The reason I like this way is that a big part of why the client might think a price is "fair" or not is dependent on how they intend to use the font.
There really are clients who want to commission a font that has extremely low cost use (on our model that would be desktop only to generate rasterized images installed on under 20 CPUs) but that use is very important to them so they are comfortable paying for the labor, just not licensing they aren't gonna use. If I charged them what I would charge the client who wants to give the fonts to a large employee base, a large team of contractors, web embedding on a high traffic sites and embedding in apps with a lot of users there's just no way that client would hire us!3 -
Thanks very much for your reply and breakdown @JoyceKetterer ! That is really helpful. What you shared is what I was hoping was the case (as a lower-end $5k price for a single, custom font with a Desktop license included can make sense, but $5k for that custom font with all licensing types—Desktop, Web, App, etc.—included does not). As noted elsewhere, just licensing a single, existing font for all uses/unlimited can quickly get above $10k.
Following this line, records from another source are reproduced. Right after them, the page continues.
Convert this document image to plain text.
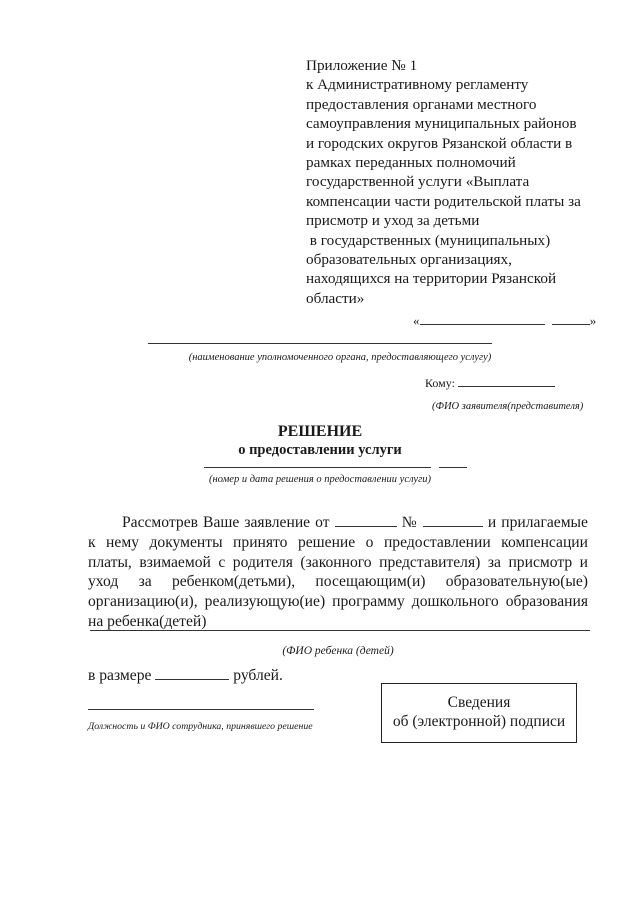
Приложение № 1
к Административному регламенту
предоставления органами местного
самоуправления муниципальных районов
и городских округов Рязанской области в
рамках переданных полномочий
государственной услуги «Выплата
компенсации части родительской платы за
присмотр и уход за детьми
в государственных (муниципальных)
образовательных организациях,
находящихся на территории Рязанской
области»
«	»
(наименование уполномоченного органа, предоставляющего услугу)
Кому:
(ФИО заявителя(представителя)
РЕШЕНИЕ
о предоставлении услуги
(номер и дата решения о предоставлении услуги)

Рассмотрев Ваше заявление от	№	и прилагаемые к нему документы принято решение о предоставлении компенсации платы, взимаемой с родителя (законного представителя) за присмотр и уход за ребенком(детьми), посещающим(и) образовательную(ые) организацию(и), реализующую(ие) программу дошкольного образования на ребенка(детей)

(ФИО ребенка (детей)
в размере	рублей.
Должность и ФИО сотрудника, принявшего решение
Сведения
об (электронной) подписи
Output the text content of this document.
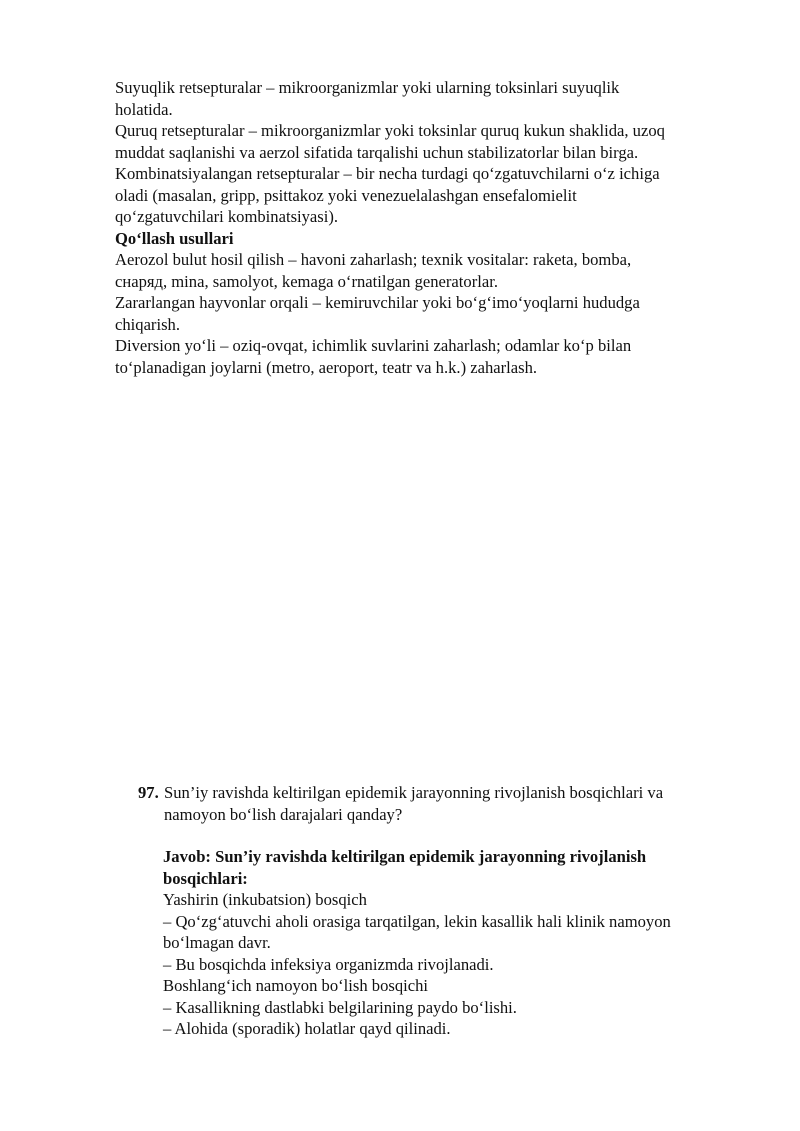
Suyuqlik retsepturalar – mikroorganizmlar yoki ularning toksinlari suyuqlik
holatida.
Quruq retsepturalar – mikroorganizmlar yoki toksinlar quruq kukun shaklida, uzoq
muddat saqlanishi va aerzol sifatida tarqalishi uchun stabilizatorlar bilan birga.
Kombinatsiyalangan retsepturalar – bir necha turdagi qoʻzgatuvchilarni oʻz ichiga
oladi (masalan, gripp, psittakoz yoki venezuelalashgan ensefalomielit
qoʻzgatuvchilari kombinatsiyasi).
Qoʻllash usullari
Aerozol bulut hosil qilish – havoni zaharlash; texnik vositalar: raketa, bomba,
снаряд, mina, samolyot, kemaga oʻrnatilgan generatorlar.
Zararlangan hayvonlar orqali – kemiruvchilar yoki boʻgʻimoʻyoqlarni hududga
chiqarish.
Diversion yoʻli – oziq-ovqat, ichimlik suvlarini zaharlash; odamlar koʻp bilan
toʻplanadigan joylarni (metro, aeroport, teatr va h.k.) zaharlash.
97. Sun’iy ravishda keltirilgan epidemik jarayonning rivojlanish bosqichlari va
namoyon boʻlish darajalari qanday?
Javob: Sun’iy ravishda keltirilgan epidemik jarayonning rivojlanish
bosqichlari:
Yashirin (inkubatsion) bosqich
– Qoʻzgʻatuvchi aholi orasiga tarqatilgan, lekin kasallik hali klinik namoyon
boʻlmagan davr.
– Bu bosqichda infeksiya organizmda rivojlanadi.
Boshlangʻich namoyon boʻlish bosqichi
– Kasallikning dastlabki belgilarining paydo boʻlishi.
– Alohida (sporadik) holatlar qayd qilinadi.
I think it makes sense to break them out as separate line items—item 1 being the design work; item 2 being the licensing type(s).
The base price quote for a custom font project would typically include a standard Desktop license with the design work. But as you described in your last paragraph, it would increase the more licensing type needs there are.
And the non-exclusive vs. exclusive rights aspect would need factored in from the start as well.1 -
@Adam Ladd exactly. To do it this way you have a minimum of two line items but you really can have as many as make it easy to read for the client. You could have one for each type of licensing. You can have one for the exclusivity period or for assignment of rights. The list goes on. I usually have a line item for discounts if there are any so that someone looking at the invoice years later remembers that we gave them a discount.